The Narrative Lectionary reading this week is from Joel 2:12-13, 28-29.
So I have to give you a litte background on the Book of Joel. The prophet was speaking to Israel and Judah just after the Persians had allowed them to return back to Jerusalem after the Babylonian exile. However, not all is rosy for them on their return. There’s a threat of a “swarm of locusts” (actual locusts? invading army? no one knows for sure) coming (1:4), a sign to Joel that the people should repent. “Return to the Lord your God,” (2:13)
Repentance seems a bit out of place here. That’s a theme we typically take on at Lent. Repentence, or turning towards God, is something we do in light of the recognition that we’re with Sin, that as a result, we all die. (“The wages of sin is death.” ~Romans 6:23) But, repentance during Advent, during the Christmas season? This is supposed to be a joyous, hopeful time of year….it’s the holiday season. People travel home to be with family. College kids come home after a long semester for a break. This is a happy time.
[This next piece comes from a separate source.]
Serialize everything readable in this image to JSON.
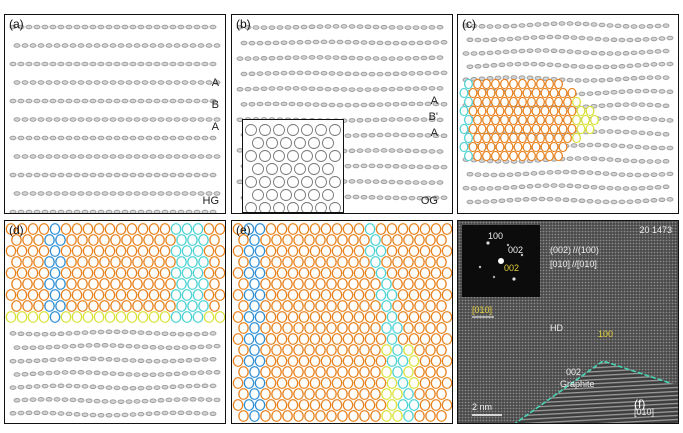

A time to celebrate with everyone, not a time for Lenten repentance.
College was a time of homecoming for me as well. Since I had chosen to attend college on the East Coast, my return home to Minnesota was significant; I didn’t get home often because I was so far away. I remember looking forward to the time to rest. I remember looking forward to our normal Fuller family holiday traditions; to Christmas Eve worship at my small little rural church; and to seeing people I hadn’t seen in so long.
But then, while I was on the plane, this sense of dread started to come over me. And as I got off the plane, into my dad’s car and traveled home, a profound saddness swept over me. Something wasn’t right. What should’ve been such a joyous time, became a moment of darkness for me. Darkness that not only hurt me, but my family as well, because neither of us at the time understood it.
Looking back, I realize that my mom’s alcoholism & parents’ divorce, and the stress I felt being out East for school were now a part of my life and now, my holidays. No longer were my childhood expectations of a joyous Christmas real, rather it was the saddness that I had grown up and that there was brokenness in my family – that was my new reality. It made everything on the surface of celebrating Christmas – the joy and warmth – seem fake and meaningless.
It was similar for Israel and Judah so long ago….expectations of a joyous return to Jerusalem, only to come to the reality that after 200 years of exile, their native land had changed. The threat of locusts (or, an army of a rival nation) their new reality. And those realities brought on a sense of darkness, a darkness in which people would abandon God’s promises of hope and joy, leading ultimately to, lost faith in God altogether.
But God speaks into that darkness. See, God’s word to Israel and Judah through the prophet was a call to repentance in Joel. But, the call to repentance was to remind the people who God was, that God had not abandoned them. “Return to the Lord your God, for he is gracious and merciful, slow to anger, and abounding in steadfast love, and relents from punishing.” That’s the whole of verse 2:13.
God’s call to repentance is a call for people to “come home” – not in the sense of returning to a land – but to a relationship: a relationship with the God who loves lavishly and constantly, and who deals with us with grace rather than punishment.
That reminds me of a song….
Settle down, it’ll all be clear
Don’t pay no mind to the demons
They fill you with fear
The trouble it might drag you down
If you get lost, you can always be found
Just know you’re not alone
Cause I’m going to make this place your home (~Phillip Phillips’ “Home”)
This Advent is a time of repentance. God’s announcment through Joel is the same announcment through Jesus’ coming into the world. The call to repentance is a call of homecoming. And the words of one of my favorite hymns puts it so well,
Softly and tenderly Jesus is calling,
Calling for you, and for me….
“Come home, come home!
You who are weary come home.”
In the midst of the darkness that this season, that this hectic time of year can bring, may you hear God’s call for you…to “come home” – come to the One, the Light that shines in the darkness, who has come, and always comes to you, with grace and love. Amen.